En “Dos años de vacaciones” Julio Verne imagina un naufragio que deja a los alumnos de un colegio varados en una isla desierta. Una estructura similar empleó William Golding en “El señor de las moscas”, claro que en su caso las cosas se pusieron bastante más densas porque la estudiantina mutó en sociedad criminal. En ambas novelas la postura de los chicos es al comienzo celebratoria, una aventura sin ataduras ni rutinas. Después todos empiezan a extrañar. Apenas se decretó la cuarentena afloró mucho del espíritu de vacaciones prolongadas, atenuado después por el aluvión de tareas a distancia. Hoy, mientras algunos lo confiesan y otros lo disimulan, el sentimiento mayoritario pasa por las ganas de volver a la escuela. Aunque más no sea para ver a los amigos. El impacto psicológico del período de aislamiento se medirá en los tiempos por venir, pero habrá que ser muy precisos para detectar las marcas que la cuarentena -o lo que queda de ella- está dejando en los chicos.
Fase por fase
El aislamiento prolongado va estructurándose por fases. El aplauso colectivo de las 21 a los médicos y personal de la salud se fue licuando a medida que esos mismos médicos recomendaban mantener la cuarentena cuando todos querían salir. Así, el héroe capaz de brindar su vida por los demás, sabio y sensato, se transformó en una figura incómoda. Hubo una fase de respaldo a un Gobierno que parecía decidido a cuidar el bienestar de la población, y otra fase en la que se rotuló a ese mismo Gobierno de atentatorio contra las libertades individuales. Así de laxos son los discursos sociales. Y en el medio muchísima gente brindando opiniones, tamizadas por el algoritmo que domina la vida del receptor (hay millones de argentinos que ignoran el pase radial Longobardi-Lanata, así como hay millones de argentinos que ignoran el prime time de C5N).
¿En qué fase estaríamos por estos días? En el abandono unilateral de la cuarentena, determinado por alguna clase de conciencia colectiva en la que se mezclan la sensación de que el peligro pasó con el autoconvencimiento de que Tucumán es inmune al virus, sin importar lo que suceda en Buenos Aires, en Entre Ríos (donde 18 personas se contagiaron en un gimnasio al compartir un mate, lo que parece un poco exagerado) o en el resto del mundo. Las autoridades advierten que todo esto es un peligro, tratándose de un virus que se propaga a la velocidad de la luz, pero la realidad les pasó por encima y surge una inquietud: ¿cómo harían, si fuera necesario, para retroceder hasta el aislamiento absoluto de la población?

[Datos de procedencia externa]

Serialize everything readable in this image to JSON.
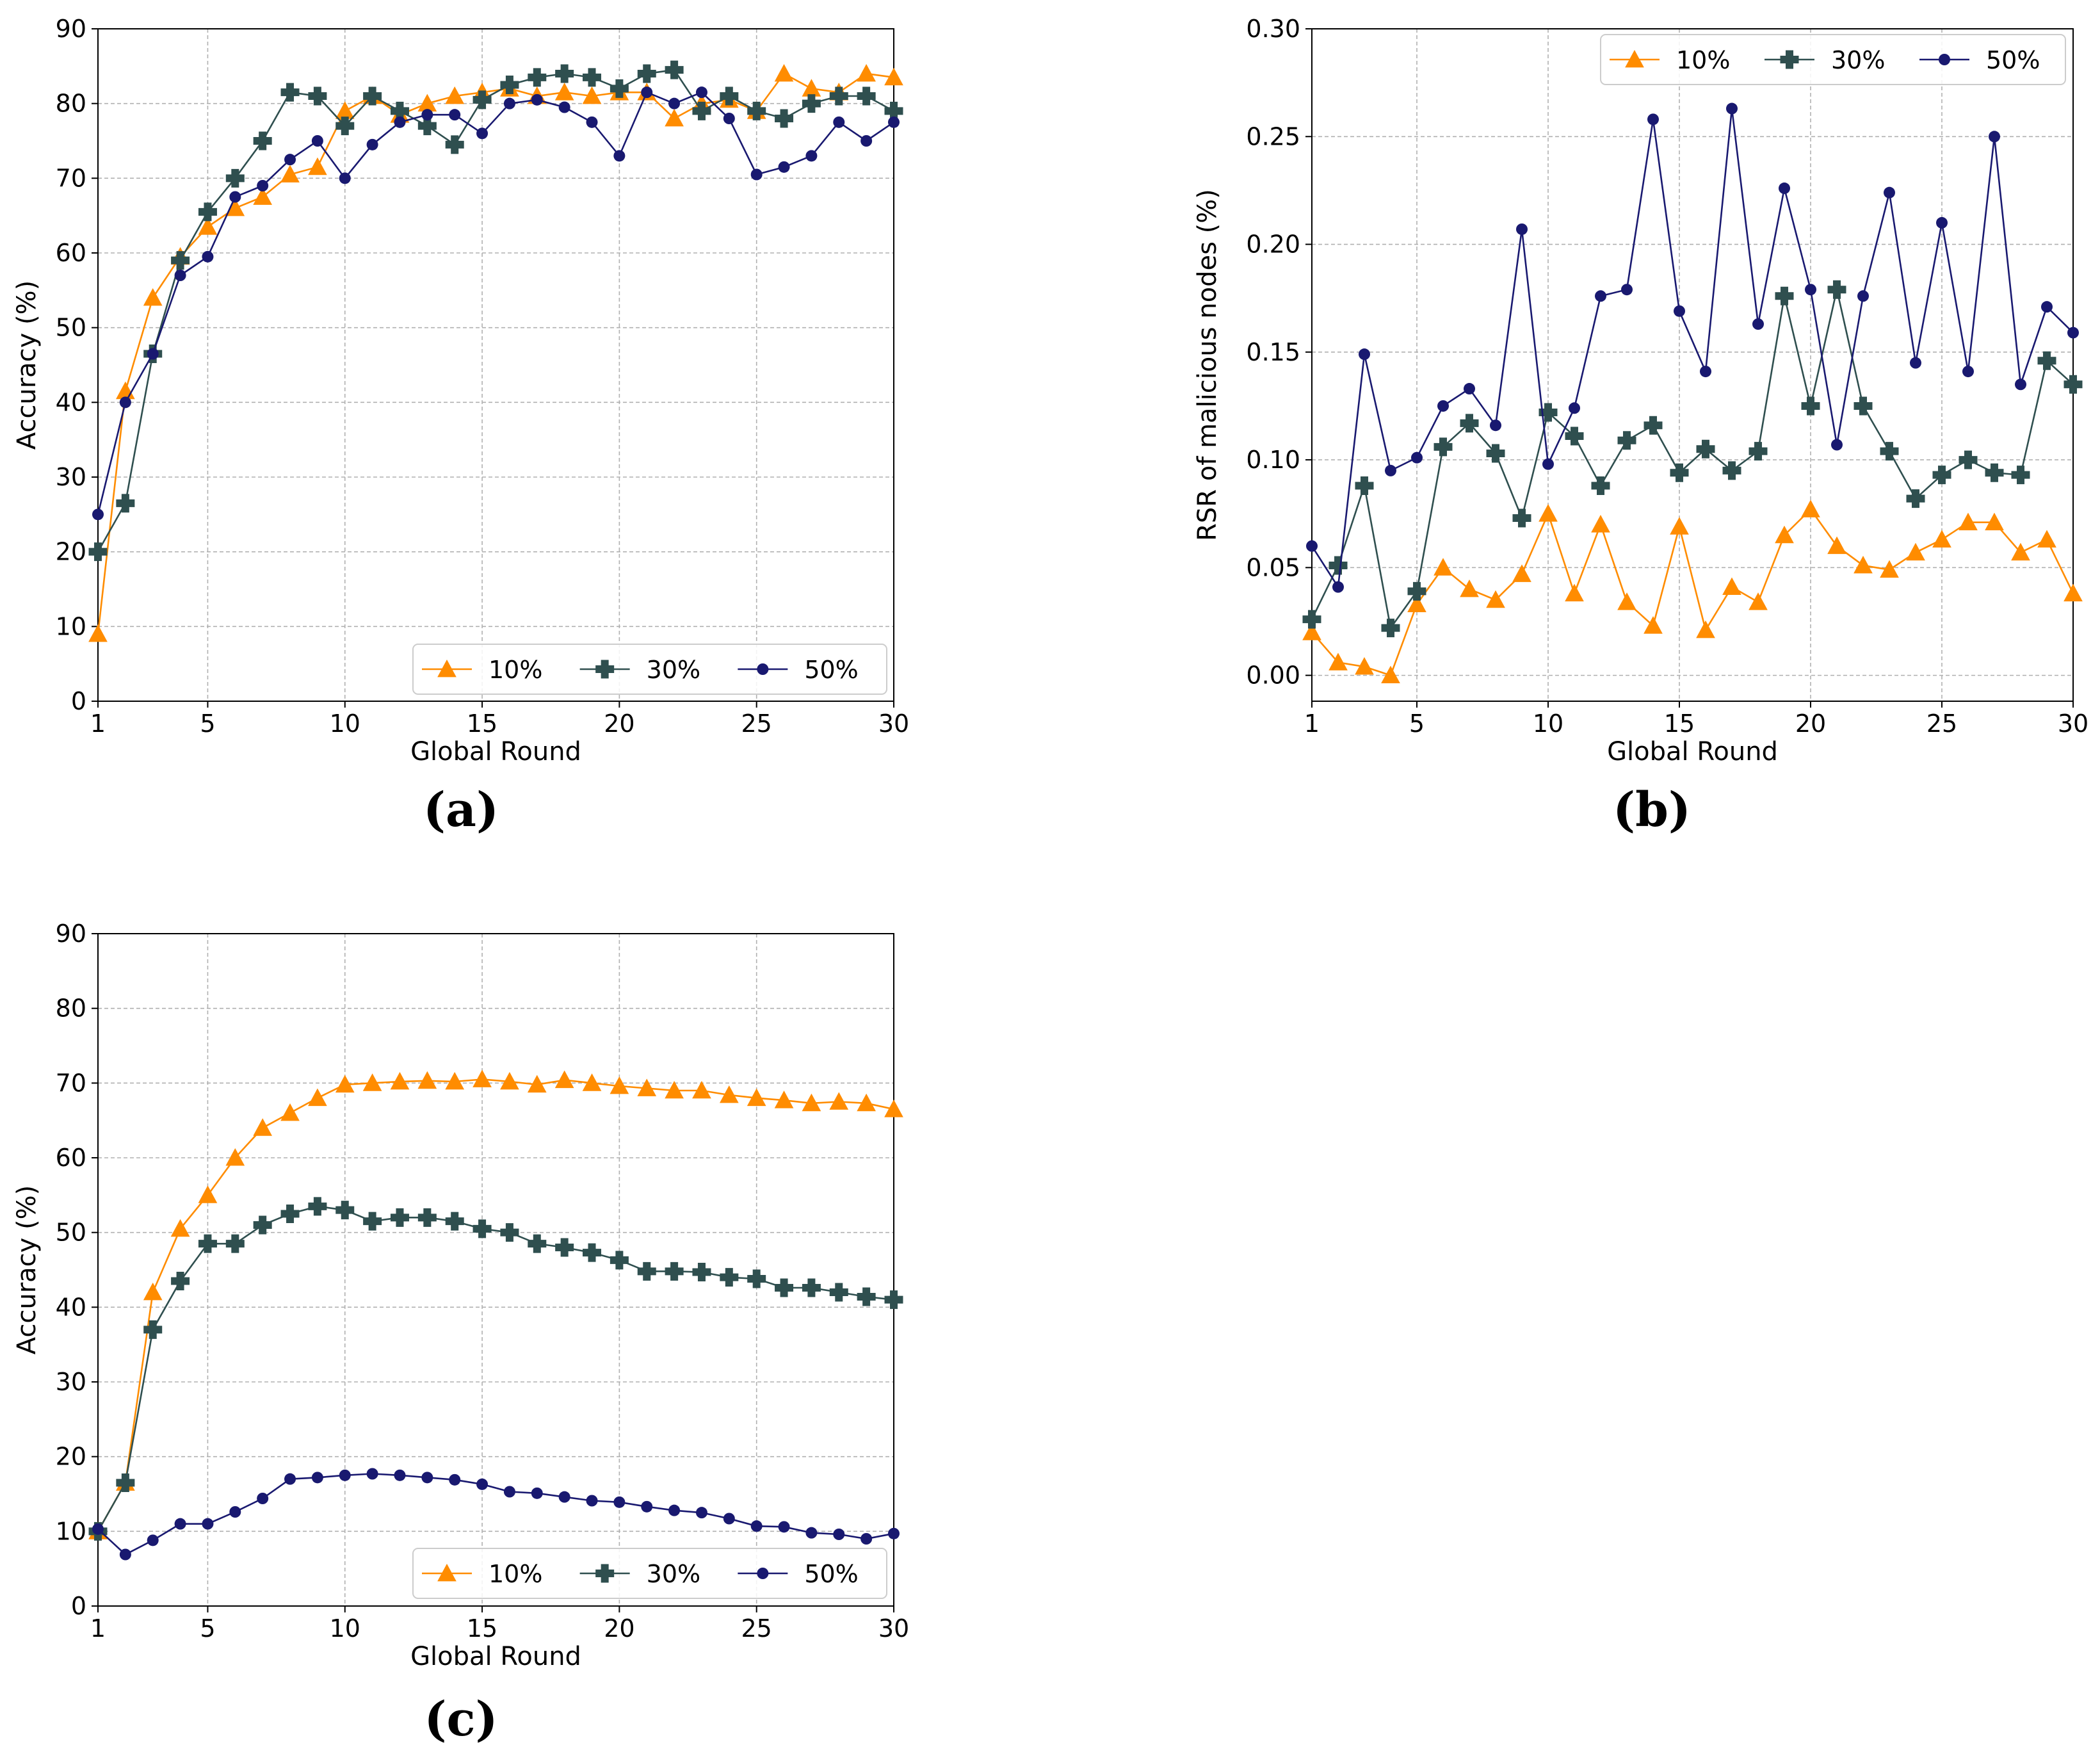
{
  "colors": {
    "s10": "#ff8c00",
    "s30": "#2f4f4f",
    "s50": "#191970",
    "grid": "#b0b0b0",
    "axis": "#000000"
  },
  "chart_data": [
    {
      "id": "a",
      "caption": "(a)",
      "type": "line",
      "title": "",
      "xlabel": "Global Round",
      "ylabel": "Accuracy (%)",
      "xlim": [
        1,
        30
      ],
      "ylim": [
        0,
        90
      ],
      "xticks": [
        1,
        5,
        10,
        15,
        20,
        25,
        30
      ],
      "yticks": [
        "0",
        "10",
        "20",
        "30",
        "40",
        "50",
        "60",
        "70",
        "80",
        "90"
      ],
      "ytick_values": [
        0,
        10,
        20,
        30,
        40,
        50,
        60,
        70,
        80,
        90
      ],
      "grid": true,
      "legend_position": "bottom-right",
      "x": [
        1,
        2,
        3,
        4,
        5,
        6,
        7,
        8,
        9,
        10,
        11,
        12,
        13,
        14,
        15,
        16,
        17,
        18,
        19,
        20,
        21,
        22,
        23,
        24,
        25,
        26,
        27,
        28,
        29,
        30
      ],
      "series": [
        {
          "name": "10%",
          "marker": "triangle",
          "values": [
            9,
            41.5,
            54,
            59.5,
            63.5,
            66,
            67.5,
            70.5,
            71.5,
            79,
            81,
            78.5,
            80,
            81,
            81.5,
            82,
            81,
            81.5,
            81,
            81.5,
            81.5,
            78,
            80,
            80.5,
            79,
            84,
            82,
            81.5,
            84,
            83.5
          ]
        },
        {
          "name": "30%",
          "marker": "plus",
          "values": [
            20,
            26.5,
            46.5,
            59,
            65.5,
            70,
            75,
            81.5,
            81,
            77,
            81,
            79,
            77,
            74.5,
            80.5,
            82.5,
            83.5,
            84,
            83.5,
            82,
            84,
            84.5,
            79,
            81,
            79,
            78,
            80,
            81,
            81,
            79
          ]
        },
        {
          "name": "50%",
          "marker": "circle",
          "values": [
            25,
            40,
            46.5,
            57,
            59.5,
            67.5,
            69,
            72.5,
            75,
            70,
            74.5,
            77.5,
            78.5,
            78.5,
            76,
            80,
            80.5,
            79.5,
            77.5,
            73,
            81.5,
            80,
            81.5,
            78,
            70.5,
            71.5,
            73,
            77.5,
            75,
            77.5
          ]
        }
      ]
    },
    {
      "id": "b",
      "caption": "(b)",
      "type": "line",
      "title": "",
      "xlabel": "Global Round",
      "ylabel": "RSR of malicious nodes (%)",
      "xlim": [
        1,
        30
      ],
      "ylim": [
        -0.012,
        0.3
      ],
      "xticks": [
        1,
        5,
        10,
        15,
        20,
        25,
        30
      ],
      "yticks": [
        "0.00",
        "0.05",
        "0.10",
        "0.15",
        "0.20",
        "0.25",
        "0.30"
      ],
      "ytick_values": [
        0,
        0.05,
        0.1,
        0.15,
        0.2,
        0.25,
        0.3
      ],
      "grid": true,
      "legend_position": "top-right",
      "x": [
        1,
        2,
        3,
        4,
        5,
        6,
        7,
        8,
        9,
        10,
        11,
        12,
        13,
        14,
        15,
        16,
        17,
        18,
        19,
        20,
        21,
        22,
        23,
        24,
        25,
        26,
        27,
        28,
        29,
        30
      ],
      "series": [
        {
          "name": "10%",
          "marker": "triangle",
          "values": [
            0.02,
            0.006,
            0.004,
            0.0,
            0.033,
            0.05,
            0.04,
            0.035,
            0.047,
            0.075,
            0.038,
            0.07,
            0.034,
            0.023,
            0.069,
            0.021,
            0.041,
            0.034,
            0.065,
            0.077,
            0.06,
            0.051,
            0.049,
            0.057,
            0.063,
            0.071,
            0.071,
            0.057,
            0.063,
            0.038
          ]
        },
        {
          "name": "30%",
          "marker": "plus",
          "values": [
            0.026,
            0.051,
            0.088,
            0.022,
            0.039,
            0.106,
            0.117,
            0.103,
            0.073,
            0.122,
            0.111,
            0.088,
            0.109,
            0.116,
            0.094,
            0.105,
            0.095,
            0.104,
            0.176,
            0.125,
            0.179,
            0.125,
            0.104,
            0.082,
            0.093,
            0.1,
            0.094,
            0.093,
            0.146,
            0.135
          ]
        },
        {
          "name": "50%",
          "marker": "circle",
          "values": [
            0.06,
            0.041,
            0.149,
            0.095,
            0.101,
            0.125,
            0.133,
            0.116,
            0.207,
            0.098,
            0.124,
            0.176,
            0.179,
            0.258,
            0.169,
            0.141,
            0.263,
            0.163,
            0.226,
            0.179,
            0.107,
            0.176,
            0.224,
            0.145,
            0.21,
            0.141,
            0.25,
            0.135,
            0.171,
            0.159
          ]
        }
      ]
    },
    {
      "id": "c",
      "caption": "(c)",
      "type": "line",
      "title": "",
      "xlabel": "Global Round",
      "ylabel": "Accuracy (%)",
      "xlim": [
        1,
        30
      ],
      "ylim": [
        0,
        90
      ],
      "xticks": [
        1,
        5,
        10,
        15,
        20,
        25,
        30
      ],
      "yticks": [
        "0",
        "10",
        "20",
        "30",
        "40",
        "50",
        "60",
        "70",
        "80",
        "90"
      ],
      "ytick_values": [
        0,
        10,
        20,
        30,
        40,
        50,
        60,
        70,
        80,
        90
      ],
      "grid": true,
      "legend_position": "bottom-right",
      "x": [
        1,
        2,
        3,
        4,
        5,
        6,
        7,
        8,
        9,
        10,
        11,
        12,
        13,
        14,
        15,
        16,
        17,
        18,
        19,
        20,
        21,
        22,
        23,
        24,
        25,
        26,
        27,
        28,
        29,
        30
      ],
      "series": [
        {
          "name": "10%",
          "marker": "triangle",
          "values": [
            10,
            16.5,
            42,
            50.5,
            55,
            60,
            64,
            66,
            68,
            69.8,
            70,
            70.2,
            70.3,
            70.2,
            70.5,
            70.2,
            69.8,
            70.4,
            70,
            69.6,
            69.3,
            69,
            69,
            68.4,
            68,
            67.7,
            67.3,
            67.5,
            67.3,
            66.5
          ]
        },
        {
          "name": "30%",
          "marker": "plus",
          "values": [
            10,
            16.5,
            37,
            43.5,
            48.5,
            48.5,
            51,
            52.5,
            53.5,
            53,
            51.5,
            52,
            52,
            51.5,
            50.5,
            50,
            48.5,
            48,
            47.3,
            46.3,
            44.8,
            44.8,
            44.7,
            44,
            43.8,
            42.6,
            42.6,
            42,
            41.4,
            41
          ]
        },
        {
          "name": "50%",
          "marker": "circle",
          "values": [
            10.3,
            6.9,
            8.8,
            11,
            11,
            12.6,
            14.4,
            17,
            17.2,
            17.5,
            17.7,
            17.5,
            17.2,
            16.9,
            16.3,
            15.3,
            15.1,
            14.6,
            14.1,
            13.9,
            13.3,
            12.8,
            12.5,
            11.7,
            10.7,
            10.6,
            9.8,
            9.6,
            9,
            9.7
          ]
        }
      ]
    }
  ]
}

Recorriendo distintos sectores de la ciudad, el centro o los barrios, queda comprobado que la cuarentena está en stand-by. Los niños juegan en la vereda, los vecinos van a la verdulería, los que pueden hacen deportes. Se organizan cumpleaños, asados, fiestas. La circulación vehicular es la de siempre. Cuando llega la noche se conoce el parte diario: la cantidad de nuevos infectados y de muertos. Teniendo en cuenta que la tasa de mortalidad promedio del coronavirus es del 2%, lo lógico es que si Argentina llega a los 1.000 muertos, el total de contagiados ronde los 50.000. Hace algunos meses las previsiones oficiales, oportunamente filtradas a la prensa, hablaban de 120.000 contagios en el país hasta septiembre, lo que equivaldría a más de 2.000 muertos. En ese momento la proyección generó espanto; hoy la misma información, procesada con otro enfoque, se lee de distinta manera. Cuando se pierde el miedo y se gambetea la cuarentena ya nada resulta tan impactante.